First, I would deepen my knowledge of nurse staffing, high workloads, and nurse-patient ratios to contextualize figures and statistics properly. Especially, I would explore the Magnet Recognition Program in detail, as it empowers organizational structures, helping the management to address the nurse staffing issue effectively (Kinnaird, 2016). The American Nurses Association offers several learning resources to understand Magnet thoroughly.
Then, I would involve my fellow nurses in spreading awareness around the topic, informing patients and the public, and lobbying hospitals for changes in the staffing decisions. Public meetings and online petitions spread across social media like Facebook and YouTube would be a good starting point. Finally, I would address the state legislator to adopt policies aimed at improving nurse staffing and nurse-patient ratios, showing how such strategies would result in benefits for nurses and patients, and in better resource management (AFL-CIO, 2016). A short and incisive memorandum, if correctly written, might pave the way for further analysis and development of adequate policies.
State Legislator Information Sheet
The role played by nurses within the health care system is prominent and irreplaceable. However, most healthcare facilities are experiencing consistent under-staffing, putting at risk patient’s health, driving nurses from the profession, and resulting in non-optimal resource management. The following memorandum outlines data and solutions that would benefit nurses, patients, and the public.
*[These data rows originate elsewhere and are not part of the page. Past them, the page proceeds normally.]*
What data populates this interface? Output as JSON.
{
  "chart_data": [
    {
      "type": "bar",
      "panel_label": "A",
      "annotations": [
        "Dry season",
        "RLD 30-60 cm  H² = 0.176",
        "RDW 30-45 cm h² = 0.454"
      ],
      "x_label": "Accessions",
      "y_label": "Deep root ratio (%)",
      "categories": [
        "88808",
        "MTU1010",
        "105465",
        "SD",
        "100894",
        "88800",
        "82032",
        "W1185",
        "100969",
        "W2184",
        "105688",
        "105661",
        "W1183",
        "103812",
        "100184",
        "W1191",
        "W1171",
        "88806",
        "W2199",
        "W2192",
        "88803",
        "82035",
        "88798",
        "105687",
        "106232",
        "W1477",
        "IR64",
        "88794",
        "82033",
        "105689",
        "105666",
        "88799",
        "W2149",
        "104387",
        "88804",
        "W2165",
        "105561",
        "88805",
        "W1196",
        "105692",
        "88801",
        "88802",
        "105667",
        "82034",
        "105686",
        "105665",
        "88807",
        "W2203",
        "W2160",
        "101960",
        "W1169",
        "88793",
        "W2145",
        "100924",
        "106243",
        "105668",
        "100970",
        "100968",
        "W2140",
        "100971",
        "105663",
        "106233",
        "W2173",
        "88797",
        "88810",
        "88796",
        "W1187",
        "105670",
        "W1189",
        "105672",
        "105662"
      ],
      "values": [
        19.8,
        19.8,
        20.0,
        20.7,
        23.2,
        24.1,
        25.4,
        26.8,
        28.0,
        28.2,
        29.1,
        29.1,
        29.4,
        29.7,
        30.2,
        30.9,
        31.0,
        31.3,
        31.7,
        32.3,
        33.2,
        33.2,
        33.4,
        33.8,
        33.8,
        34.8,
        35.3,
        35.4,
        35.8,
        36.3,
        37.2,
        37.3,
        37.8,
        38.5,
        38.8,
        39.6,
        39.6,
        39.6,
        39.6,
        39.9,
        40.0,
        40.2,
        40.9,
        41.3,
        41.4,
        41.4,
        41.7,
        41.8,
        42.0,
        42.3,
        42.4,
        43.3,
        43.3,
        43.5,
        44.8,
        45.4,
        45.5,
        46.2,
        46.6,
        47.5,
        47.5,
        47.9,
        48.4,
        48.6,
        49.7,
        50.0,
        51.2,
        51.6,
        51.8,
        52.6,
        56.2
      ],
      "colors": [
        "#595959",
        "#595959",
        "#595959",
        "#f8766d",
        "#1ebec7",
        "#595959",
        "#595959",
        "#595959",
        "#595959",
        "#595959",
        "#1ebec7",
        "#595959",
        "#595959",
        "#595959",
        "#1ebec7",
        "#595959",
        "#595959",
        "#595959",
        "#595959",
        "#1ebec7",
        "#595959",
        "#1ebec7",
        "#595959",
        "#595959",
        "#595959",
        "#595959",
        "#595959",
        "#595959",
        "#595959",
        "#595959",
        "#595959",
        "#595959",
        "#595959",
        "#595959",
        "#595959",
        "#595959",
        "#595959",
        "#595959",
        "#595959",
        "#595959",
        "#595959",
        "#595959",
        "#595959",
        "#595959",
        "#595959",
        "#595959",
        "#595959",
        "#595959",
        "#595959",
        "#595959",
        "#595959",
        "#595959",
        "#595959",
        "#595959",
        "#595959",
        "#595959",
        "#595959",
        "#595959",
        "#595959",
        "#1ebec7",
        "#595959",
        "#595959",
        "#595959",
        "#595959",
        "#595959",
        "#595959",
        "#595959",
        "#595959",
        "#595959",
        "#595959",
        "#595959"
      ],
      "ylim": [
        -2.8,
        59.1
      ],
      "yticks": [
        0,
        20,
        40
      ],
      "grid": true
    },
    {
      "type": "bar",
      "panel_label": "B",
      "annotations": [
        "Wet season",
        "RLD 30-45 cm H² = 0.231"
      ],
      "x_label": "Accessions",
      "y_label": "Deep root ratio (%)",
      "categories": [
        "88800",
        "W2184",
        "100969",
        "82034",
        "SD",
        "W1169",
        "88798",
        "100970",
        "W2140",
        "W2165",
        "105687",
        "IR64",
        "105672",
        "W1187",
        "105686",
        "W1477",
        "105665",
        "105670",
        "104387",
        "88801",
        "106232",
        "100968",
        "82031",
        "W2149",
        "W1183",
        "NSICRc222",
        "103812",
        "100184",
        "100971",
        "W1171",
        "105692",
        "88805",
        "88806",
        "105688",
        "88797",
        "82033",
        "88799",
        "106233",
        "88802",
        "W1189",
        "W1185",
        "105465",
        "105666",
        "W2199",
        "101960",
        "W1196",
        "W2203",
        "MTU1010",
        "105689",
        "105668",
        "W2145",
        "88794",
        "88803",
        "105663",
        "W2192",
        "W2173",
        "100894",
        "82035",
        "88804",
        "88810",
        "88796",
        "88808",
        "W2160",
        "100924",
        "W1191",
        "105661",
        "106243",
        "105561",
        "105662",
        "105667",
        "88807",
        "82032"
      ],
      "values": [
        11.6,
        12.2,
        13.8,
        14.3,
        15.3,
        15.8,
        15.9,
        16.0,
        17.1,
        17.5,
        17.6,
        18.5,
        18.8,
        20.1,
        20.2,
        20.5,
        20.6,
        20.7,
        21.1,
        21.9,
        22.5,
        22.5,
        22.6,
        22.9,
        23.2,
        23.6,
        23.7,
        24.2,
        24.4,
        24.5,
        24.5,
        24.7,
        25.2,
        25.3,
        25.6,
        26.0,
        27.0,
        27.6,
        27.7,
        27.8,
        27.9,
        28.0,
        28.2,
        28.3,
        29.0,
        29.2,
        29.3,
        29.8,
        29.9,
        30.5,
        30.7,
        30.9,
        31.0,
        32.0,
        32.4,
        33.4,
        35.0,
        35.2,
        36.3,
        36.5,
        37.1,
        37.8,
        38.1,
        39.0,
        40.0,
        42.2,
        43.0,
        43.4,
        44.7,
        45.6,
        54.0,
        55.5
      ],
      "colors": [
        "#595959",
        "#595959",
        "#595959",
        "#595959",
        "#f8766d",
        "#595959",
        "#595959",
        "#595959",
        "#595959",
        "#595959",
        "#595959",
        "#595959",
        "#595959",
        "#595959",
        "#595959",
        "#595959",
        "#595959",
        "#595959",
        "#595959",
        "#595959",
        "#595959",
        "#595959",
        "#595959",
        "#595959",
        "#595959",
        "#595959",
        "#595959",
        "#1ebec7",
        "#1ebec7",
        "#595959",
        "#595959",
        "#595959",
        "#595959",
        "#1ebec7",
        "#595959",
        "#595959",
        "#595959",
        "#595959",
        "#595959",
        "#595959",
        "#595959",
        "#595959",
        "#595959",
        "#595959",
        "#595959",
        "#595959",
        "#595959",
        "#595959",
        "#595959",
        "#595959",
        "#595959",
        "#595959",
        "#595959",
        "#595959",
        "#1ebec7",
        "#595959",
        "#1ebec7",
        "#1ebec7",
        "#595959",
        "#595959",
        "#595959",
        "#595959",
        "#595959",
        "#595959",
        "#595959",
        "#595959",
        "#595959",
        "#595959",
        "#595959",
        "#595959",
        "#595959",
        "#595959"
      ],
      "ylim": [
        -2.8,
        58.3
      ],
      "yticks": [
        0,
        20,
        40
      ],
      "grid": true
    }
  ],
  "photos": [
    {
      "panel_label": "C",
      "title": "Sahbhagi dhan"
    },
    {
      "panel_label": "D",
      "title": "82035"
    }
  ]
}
- Inadequate staffing results in poor patient outcomes, including pressure ulcers, skin traumas, and weight loss (Hughes [as cited in AFL-CIO, 2016]).
- Frequent burnouts and excessive workloads force nurses to consider part-time or careers outside nursing, with an annual turnover cost per RN estimated in $65,000 (“Survey of leading healthcare executives identifies top factors impacting nurse turnover.” [as cited in AFL-CIO, 2016])
- In 2004, California enacted minimum staffing requirements, leading to a substantial increase in RN staffing and decreased mortality (Sochalski et al. [as cited in Aiken et al., 2010]).
- After California, other states have addressed the nurse staffing issue, for a total of 14 states by December 2015 (American Nursing Association [as cited in AFL-CIO, 2016]).
- Research shows that implementing the minimum nurse-patient ratio improves patient care and reduces nurse diaspora (AFL-CIO, 2016).
- Adequate nurse staffing would result in quicker recovery of patients, with billion dollars saved in patient care (Minnesota Nursing Association [as cited in AFL-CIO, 2016]).
Improving the nurse-patient ratio would benefit society under every perspective. Quality of patient care, recovery time, and satisfaction of the public would increase remarkably, reducing management costs and improving productivity. Finally, the reputation of healthcare facilities would raise; possibly, the adopted policies would inspire other communities and would be regarded as a bright sample of an accurate and inspired model of resource management.
AFL-CIO Department for Professional Employees. (2016). Fact sheet: Safe-staffing ratios: Benefiting nurses & patients. Web.
Aiken, L. H., Sloane, D. M., Cimiotti, J. P., Clarke, S. P., Flynn, L., Seago, J. A.,… Smith, H. (2010). Implications of the California nurse staffing mandate for other states. Health Services Research, 45(4), 904-921. Web.
Kinnaird, L. S. (2016). Staffing: A matter of life or death. The Florida Nurse, 64(2), 1-5
Lake, E., Rogowski, J., & Weiner, J. (2016). Improving the lives of fragile newborns: What does nursing have to offer? The Leonard Davis Institute of Health Economics, 20(1), 1-4. Web.